9. Start your process with ‘buy and hold’
Start with the basic strategy of buying and holding property investments to get capital growth.
Capital growth is the ants’ pants of property investing so don’t look at making quick profits by flipping.
Over time you can introduce other investment strategies such as adding value through renovations or development
10. Identify when someone has a vested interest
The most noise in the property investment industry comes from people trying to sell you something.
Note: While not all of them are sinister, you will encounter plenty of well-meaning individuals who are simply mistaken.
Then there is the new breed of property investment “gurus” who haven’t really got a track record but have built fancy websites and large Instagram followings from overseas paid “friends.”
Sometimes it’s hard to know who to trust and who to ask for investment advice, but being able to recognise when someone has something to gain from your investment decisions helps you know how to protect yourself and your investments.
11. Don’t just buy in your own backyard
Leave your emotional connection to your local suburb at the front door, the best investments are often further afield, not just in places we already know and are comfortable with.
Consider looking at growth areas in different property markets across the country to work out what the best investment is to suit your budget.
12. Buy existing, not new properties, preferably with renovation or development potential
As a general rule, don’t buy a new property.
New properties come at a premium and like driving a car out of the showroom, can drop in value soon after purchase.

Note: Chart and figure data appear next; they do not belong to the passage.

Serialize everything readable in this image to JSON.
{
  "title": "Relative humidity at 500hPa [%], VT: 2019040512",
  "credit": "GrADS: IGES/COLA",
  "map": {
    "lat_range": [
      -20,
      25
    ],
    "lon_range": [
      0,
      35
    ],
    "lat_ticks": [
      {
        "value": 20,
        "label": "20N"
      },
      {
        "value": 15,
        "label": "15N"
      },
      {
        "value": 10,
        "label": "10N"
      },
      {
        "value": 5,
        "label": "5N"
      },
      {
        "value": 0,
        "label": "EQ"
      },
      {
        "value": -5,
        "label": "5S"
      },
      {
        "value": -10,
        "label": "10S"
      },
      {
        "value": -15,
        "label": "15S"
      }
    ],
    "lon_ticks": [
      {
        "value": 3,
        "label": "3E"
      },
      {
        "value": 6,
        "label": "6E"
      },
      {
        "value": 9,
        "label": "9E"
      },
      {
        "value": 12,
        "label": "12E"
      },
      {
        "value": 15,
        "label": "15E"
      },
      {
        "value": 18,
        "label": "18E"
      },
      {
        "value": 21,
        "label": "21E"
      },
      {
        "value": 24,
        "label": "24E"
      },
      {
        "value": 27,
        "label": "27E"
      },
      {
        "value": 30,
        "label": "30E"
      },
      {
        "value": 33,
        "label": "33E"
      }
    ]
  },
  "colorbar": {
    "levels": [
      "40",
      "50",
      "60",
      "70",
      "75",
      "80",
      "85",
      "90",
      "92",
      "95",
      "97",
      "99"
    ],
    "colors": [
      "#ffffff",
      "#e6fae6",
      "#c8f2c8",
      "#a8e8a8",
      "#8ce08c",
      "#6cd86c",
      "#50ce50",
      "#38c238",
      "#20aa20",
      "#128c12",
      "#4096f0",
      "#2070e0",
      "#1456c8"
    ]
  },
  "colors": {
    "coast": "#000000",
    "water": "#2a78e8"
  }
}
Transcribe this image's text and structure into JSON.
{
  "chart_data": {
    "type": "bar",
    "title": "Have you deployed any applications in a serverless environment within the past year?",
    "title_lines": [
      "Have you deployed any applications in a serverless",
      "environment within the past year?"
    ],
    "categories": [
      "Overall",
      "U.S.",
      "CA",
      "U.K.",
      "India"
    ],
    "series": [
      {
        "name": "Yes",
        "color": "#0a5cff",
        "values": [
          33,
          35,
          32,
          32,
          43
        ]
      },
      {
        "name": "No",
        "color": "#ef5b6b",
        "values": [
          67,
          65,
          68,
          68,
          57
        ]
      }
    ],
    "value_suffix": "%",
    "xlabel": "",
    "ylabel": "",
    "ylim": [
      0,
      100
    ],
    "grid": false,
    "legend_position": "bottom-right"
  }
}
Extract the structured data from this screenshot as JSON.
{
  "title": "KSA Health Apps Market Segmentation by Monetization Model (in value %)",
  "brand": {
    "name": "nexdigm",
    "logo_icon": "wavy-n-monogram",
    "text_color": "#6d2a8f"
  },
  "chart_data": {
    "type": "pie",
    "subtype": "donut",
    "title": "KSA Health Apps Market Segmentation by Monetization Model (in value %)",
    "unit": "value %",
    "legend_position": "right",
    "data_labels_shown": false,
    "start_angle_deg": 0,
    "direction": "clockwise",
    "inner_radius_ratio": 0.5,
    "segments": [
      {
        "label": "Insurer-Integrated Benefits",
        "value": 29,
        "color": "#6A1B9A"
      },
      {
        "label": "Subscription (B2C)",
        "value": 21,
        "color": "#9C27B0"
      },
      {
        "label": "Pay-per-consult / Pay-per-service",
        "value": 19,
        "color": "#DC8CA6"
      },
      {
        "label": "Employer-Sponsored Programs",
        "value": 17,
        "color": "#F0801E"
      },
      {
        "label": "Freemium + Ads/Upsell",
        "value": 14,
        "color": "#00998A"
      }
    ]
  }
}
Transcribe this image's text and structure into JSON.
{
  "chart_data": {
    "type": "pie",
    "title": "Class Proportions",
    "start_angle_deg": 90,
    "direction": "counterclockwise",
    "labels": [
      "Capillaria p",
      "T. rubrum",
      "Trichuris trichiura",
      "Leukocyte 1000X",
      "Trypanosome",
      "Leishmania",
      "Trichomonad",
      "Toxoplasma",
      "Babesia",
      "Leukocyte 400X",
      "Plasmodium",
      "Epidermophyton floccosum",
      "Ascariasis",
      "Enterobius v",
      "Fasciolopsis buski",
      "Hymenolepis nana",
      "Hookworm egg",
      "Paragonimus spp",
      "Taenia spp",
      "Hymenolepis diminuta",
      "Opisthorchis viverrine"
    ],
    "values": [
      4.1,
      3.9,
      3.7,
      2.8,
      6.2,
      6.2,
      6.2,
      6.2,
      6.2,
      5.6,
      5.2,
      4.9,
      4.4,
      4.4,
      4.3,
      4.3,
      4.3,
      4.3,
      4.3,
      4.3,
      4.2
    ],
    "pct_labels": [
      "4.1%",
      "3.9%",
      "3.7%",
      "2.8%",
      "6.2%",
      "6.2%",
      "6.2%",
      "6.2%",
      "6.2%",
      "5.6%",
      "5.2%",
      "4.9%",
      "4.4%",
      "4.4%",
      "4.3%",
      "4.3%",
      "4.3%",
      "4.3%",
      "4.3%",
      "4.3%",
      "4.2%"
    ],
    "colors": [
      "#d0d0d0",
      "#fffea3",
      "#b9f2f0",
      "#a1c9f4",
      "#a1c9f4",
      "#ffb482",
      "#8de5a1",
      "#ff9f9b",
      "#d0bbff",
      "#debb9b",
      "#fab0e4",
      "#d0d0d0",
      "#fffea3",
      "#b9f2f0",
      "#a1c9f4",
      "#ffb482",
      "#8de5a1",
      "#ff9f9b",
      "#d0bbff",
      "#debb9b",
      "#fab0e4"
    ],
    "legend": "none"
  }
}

Instead, you should look for existing properties, ideally with renovation or development potential so you don’t have to wait for the market to do the heavy lifting – you can “manufacture” some capital growth.
13. Target properties with character
If you can get an old period or character house, they usually make great long-term investments, because of their scarcity and wide appeal.
14. Think about the neighbourhood
It used to be the case that the closer to the CBD, the more convenient the property would be for tenants and therefore those properties have a huge demand drawcard.
But if the Covid-19 pandemic has taught us anything, it has taught us the importance of the neighbourhood we live in.
Gone are the days when our ‘home’ was simply the place we rest our heads.
Nowadays, buyers are looking for properties that are a short trip to a great shopping strip, your favourite coffee shop, amenities, the beach, a great park.
15. Make sure you understand the market for supply and demand
Prices rise when demand exceeds supply, so you’ll want to make sure there is the highest demand-to-supply ratio in order to get great returns.
And look for a market where there is strong demand from a wide range of prospective buyers creating sufficient market depth to avoid the volatility we tend to see in small regional areas or country towns.